La copropriété, réglementée par la loi du 10 juillet 1965 (1) et le décret du 17 mars 1967 (2) modifiés, fonctionne avec trois acteurs aux rôles différents :

  • le syndicat de copropriété composé de l'ensemble des copropriétaires qui se réunissent en assemblée générale ;
  • le syndic qui exécute les décisions prises par l'assemblée générale et assure la gestion courante de l'immeuble ;
  • le conseil syndical, composé de copropriétaires élus, qui assiste et contrôle le syndic dans sa gestion, tout au long de l'année.

Toute copropriété doit avoir un syndic, qui peut être un professionnel ou non-professionnel (copropriétaire bénévole ou sous forme coopérative). Il est le représentant légal de l'assemblée générale des copropriétaires, par un contrat de mandat à durée déterminée. Il est désigné par un vote en assemblée générale. La loi Alur du 24 mars 2014 pour l'accès au logement et urbanisme rénové prévoit qu'à compter du 1er juillet 2015, tout contrat de syndic conclu ou renouvelé doit être conforme à un modèle type.
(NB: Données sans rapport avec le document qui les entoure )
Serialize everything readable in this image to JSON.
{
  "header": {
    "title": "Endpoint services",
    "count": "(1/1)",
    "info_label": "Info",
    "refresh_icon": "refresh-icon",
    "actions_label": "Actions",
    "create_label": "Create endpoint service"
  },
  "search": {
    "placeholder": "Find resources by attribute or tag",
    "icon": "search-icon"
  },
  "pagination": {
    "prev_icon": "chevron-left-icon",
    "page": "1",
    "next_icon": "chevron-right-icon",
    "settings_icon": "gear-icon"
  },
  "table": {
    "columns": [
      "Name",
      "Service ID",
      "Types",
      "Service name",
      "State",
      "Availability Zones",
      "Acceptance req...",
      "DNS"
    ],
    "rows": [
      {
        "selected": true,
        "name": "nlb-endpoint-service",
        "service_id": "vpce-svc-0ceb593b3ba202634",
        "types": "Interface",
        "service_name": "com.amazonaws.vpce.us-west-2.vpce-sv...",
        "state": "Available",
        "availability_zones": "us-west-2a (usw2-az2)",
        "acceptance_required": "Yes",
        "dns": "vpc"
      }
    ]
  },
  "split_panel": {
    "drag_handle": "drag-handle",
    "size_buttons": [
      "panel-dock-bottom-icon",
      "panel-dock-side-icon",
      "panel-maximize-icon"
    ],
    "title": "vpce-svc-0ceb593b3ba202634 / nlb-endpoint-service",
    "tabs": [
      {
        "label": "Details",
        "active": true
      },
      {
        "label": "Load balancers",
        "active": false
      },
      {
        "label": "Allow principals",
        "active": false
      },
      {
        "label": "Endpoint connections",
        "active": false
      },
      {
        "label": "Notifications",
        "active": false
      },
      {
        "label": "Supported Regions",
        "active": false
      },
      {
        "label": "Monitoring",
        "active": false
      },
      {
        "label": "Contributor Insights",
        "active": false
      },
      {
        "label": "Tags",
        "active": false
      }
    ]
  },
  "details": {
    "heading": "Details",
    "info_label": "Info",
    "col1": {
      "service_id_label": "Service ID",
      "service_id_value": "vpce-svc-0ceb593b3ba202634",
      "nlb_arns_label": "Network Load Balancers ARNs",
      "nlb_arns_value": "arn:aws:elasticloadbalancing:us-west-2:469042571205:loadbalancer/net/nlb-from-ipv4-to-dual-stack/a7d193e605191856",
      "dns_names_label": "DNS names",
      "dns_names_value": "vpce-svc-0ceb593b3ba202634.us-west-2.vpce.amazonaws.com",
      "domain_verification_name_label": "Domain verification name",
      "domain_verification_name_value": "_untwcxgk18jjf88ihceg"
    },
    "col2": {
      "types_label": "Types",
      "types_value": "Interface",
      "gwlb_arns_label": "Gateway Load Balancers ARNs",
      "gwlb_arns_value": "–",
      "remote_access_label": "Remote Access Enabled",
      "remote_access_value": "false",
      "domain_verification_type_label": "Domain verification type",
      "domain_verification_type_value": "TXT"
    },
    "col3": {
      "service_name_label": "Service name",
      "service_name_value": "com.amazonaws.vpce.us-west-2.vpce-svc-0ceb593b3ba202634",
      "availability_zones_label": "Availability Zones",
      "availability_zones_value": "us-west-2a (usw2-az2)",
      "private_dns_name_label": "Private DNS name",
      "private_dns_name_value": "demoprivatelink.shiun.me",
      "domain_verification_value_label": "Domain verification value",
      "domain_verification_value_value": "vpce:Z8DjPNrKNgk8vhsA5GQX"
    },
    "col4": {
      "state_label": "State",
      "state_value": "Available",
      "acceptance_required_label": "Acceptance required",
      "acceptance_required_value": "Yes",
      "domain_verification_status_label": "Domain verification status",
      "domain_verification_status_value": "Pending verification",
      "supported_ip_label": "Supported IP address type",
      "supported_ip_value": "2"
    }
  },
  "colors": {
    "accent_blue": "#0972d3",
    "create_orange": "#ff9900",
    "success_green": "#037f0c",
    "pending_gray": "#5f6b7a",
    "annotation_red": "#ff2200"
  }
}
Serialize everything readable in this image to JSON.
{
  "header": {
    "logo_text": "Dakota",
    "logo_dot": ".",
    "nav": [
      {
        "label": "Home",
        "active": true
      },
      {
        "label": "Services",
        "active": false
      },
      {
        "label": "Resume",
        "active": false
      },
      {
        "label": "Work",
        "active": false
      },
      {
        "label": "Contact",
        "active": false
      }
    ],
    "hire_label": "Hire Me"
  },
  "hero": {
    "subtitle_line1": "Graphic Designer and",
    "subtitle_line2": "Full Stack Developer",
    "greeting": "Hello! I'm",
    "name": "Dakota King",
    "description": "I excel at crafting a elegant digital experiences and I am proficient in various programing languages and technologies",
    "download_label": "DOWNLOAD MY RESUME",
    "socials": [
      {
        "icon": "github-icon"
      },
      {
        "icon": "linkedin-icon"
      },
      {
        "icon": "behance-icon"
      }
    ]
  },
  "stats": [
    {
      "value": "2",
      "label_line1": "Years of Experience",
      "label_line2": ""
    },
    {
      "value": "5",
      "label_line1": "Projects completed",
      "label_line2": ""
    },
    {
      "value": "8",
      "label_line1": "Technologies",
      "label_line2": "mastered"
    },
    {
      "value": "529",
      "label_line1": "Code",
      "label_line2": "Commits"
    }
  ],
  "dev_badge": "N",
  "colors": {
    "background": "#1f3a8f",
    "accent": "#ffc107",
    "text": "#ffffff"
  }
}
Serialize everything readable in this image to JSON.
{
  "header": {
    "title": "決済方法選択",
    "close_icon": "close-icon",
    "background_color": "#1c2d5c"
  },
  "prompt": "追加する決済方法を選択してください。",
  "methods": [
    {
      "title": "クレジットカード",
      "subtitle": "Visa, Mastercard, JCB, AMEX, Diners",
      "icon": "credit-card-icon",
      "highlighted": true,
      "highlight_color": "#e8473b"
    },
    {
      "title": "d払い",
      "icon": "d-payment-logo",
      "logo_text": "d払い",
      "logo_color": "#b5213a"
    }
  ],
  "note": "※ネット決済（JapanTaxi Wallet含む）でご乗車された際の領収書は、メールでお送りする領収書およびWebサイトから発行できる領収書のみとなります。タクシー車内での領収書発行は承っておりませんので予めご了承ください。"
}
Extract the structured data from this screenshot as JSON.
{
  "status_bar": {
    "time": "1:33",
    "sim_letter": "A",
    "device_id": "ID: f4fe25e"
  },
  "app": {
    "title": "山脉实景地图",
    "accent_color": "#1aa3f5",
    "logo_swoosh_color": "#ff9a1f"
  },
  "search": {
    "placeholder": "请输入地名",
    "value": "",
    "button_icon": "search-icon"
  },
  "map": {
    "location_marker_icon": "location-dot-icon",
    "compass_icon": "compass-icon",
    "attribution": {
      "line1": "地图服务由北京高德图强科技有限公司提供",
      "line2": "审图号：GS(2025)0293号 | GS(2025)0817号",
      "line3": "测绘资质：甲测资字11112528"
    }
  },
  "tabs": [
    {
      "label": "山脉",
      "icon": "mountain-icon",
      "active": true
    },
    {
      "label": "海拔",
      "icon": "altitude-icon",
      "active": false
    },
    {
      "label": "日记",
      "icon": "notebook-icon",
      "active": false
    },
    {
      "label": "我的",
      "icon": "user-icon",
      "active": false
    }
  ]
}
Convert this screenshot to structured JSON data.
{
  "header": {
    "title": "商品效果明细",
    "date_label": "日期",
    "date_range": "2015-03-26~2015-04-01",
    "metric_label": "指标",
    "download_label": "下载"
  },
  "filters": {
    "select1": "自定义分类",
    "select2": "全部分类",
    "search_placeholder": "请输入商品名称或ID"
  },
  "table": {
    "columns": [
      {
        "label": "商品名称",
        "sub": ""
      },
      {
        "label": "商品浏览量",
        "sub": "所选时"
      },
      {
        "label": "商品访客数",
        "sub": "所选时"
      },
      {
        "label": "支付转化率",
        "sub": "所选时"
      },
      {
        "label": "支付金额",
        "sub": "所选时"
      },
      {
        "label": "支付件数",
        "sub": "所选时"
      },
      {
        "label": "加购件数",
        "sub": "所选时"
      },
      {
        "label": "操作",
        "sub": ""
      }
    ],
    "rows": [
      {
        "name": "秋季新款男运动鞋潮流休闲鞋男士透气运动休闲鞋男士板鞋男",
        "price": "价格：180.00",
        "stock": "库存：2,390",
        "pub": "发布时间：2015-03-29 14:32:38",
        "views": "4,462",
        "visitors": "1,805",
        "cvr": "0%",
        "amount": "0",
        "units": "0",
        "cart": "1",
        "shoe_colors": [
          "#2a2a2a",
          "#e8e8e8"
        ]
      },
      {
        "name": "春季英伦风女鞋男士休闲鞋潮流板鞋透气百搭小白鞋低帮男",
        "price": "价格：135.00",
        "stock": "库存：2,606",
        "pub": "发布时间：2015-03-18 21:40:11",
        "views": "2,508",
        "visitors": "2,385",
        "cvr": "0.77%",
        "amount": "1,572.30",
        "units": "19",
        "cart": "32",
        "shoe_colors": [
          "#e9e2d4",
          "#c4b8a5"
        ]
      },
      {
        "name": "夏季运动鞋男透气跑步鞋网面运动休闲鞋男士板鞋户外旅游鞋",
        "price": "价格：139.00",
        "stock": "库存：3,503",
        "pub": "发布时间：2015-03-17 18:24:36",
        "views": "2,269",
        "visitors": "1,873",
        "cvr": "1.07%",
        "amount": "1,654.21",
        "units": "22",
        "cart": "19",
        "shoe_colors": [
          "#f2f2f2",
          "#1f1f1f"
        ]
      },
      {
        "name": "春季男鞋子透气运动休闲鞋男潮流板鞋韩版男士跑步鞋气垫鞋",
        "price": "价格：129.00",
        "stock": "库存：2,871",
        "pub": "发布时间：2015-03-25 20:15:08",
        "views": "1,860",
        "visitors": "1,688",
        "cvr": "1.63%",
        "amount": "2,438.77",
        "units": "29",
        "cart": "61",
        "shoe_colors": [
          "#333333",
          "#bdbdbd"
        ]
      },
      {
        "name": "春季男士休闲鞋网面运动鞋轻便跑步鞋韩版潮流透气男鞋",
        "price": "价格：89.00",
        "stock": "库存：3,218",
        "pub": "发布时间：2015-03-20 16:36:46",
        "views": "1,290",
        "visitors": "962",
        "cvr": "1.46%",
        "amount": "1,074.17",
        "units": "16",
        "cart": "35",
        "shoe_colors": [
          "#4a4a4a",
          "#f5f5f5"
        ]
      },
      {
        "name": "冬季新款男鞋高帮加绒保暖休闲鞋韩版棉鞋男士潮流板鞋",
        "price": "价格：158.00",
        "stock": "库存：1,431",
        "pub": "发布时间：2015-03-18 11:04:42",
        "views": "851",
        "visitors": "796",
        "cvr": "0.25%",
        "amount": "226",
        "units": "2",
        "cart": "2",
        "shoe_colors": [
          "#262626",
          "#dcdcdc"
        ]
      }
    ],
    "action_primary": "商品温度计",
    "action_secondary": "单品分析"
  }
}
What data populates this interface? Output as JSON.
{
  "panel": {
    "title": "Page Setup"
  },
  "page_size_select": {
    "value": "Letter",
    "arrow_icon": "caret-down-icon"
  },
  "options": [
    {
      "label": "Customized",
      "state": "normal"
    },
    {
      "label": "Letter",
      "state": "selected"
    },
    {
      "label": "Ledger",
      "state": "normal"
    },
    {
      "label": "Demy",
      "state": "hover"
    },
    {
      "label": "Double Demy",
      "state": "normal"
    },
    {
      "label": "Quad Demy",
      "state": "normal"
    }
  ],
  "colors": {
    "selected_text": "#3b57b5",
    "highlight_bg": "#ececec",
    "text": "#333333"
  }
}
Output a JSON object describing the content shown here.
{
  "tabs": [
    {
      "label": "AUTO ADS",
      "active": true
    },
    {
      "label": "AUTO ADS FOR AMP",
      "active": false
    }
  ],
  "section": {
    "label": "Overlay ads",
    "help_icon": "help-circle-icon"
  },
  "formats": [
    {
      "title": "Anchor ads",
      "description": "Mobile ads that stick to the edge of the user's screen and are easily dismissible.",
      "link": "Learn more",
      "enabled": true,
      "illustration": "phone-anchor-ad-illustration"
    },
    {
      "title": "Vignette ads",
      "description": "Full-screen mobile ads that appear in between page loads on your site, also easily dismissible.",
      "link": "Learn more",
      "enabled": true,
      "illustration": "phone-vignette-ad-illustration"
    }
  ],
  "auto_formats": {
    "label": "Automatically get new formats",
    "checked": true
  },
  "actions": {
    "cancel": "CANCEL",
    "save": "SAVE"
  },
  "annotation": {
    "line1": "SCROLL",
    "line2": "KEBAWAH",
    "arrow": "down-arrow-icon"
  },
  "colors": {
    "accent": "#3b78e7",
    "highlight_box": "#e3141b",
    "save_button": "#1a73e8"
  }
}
Le syndic a pour mission d'assurer l'exécution des dispositions du règlement de copropriété et des décisions prises en assemblée générale, d'administrer l'immeuble, de tenir la comptabilité du syndicat et de représenter le syndicat de copropriétaires.

Dans un arrêt du 16 septembre 2015 (3), la Cour de cassation est venue préciser que le nouveau syndic d'une copropriété peut agir en justice en son nom contre l'ancien syndic pour obtenir la remise des documents et fonds du syndicat, sur le fondement de l'article 18-2 de la loi du 10 juillet 1965. En l'espèce, l'ancien syndic refusait de remettre au nouveau syndic les documents concernant le syndicat. Il contestait l'action en justice du syndic nouvellement désigné, arguant du défaut d'autorisation du syndicat des copropriétaires pour introduire cette action.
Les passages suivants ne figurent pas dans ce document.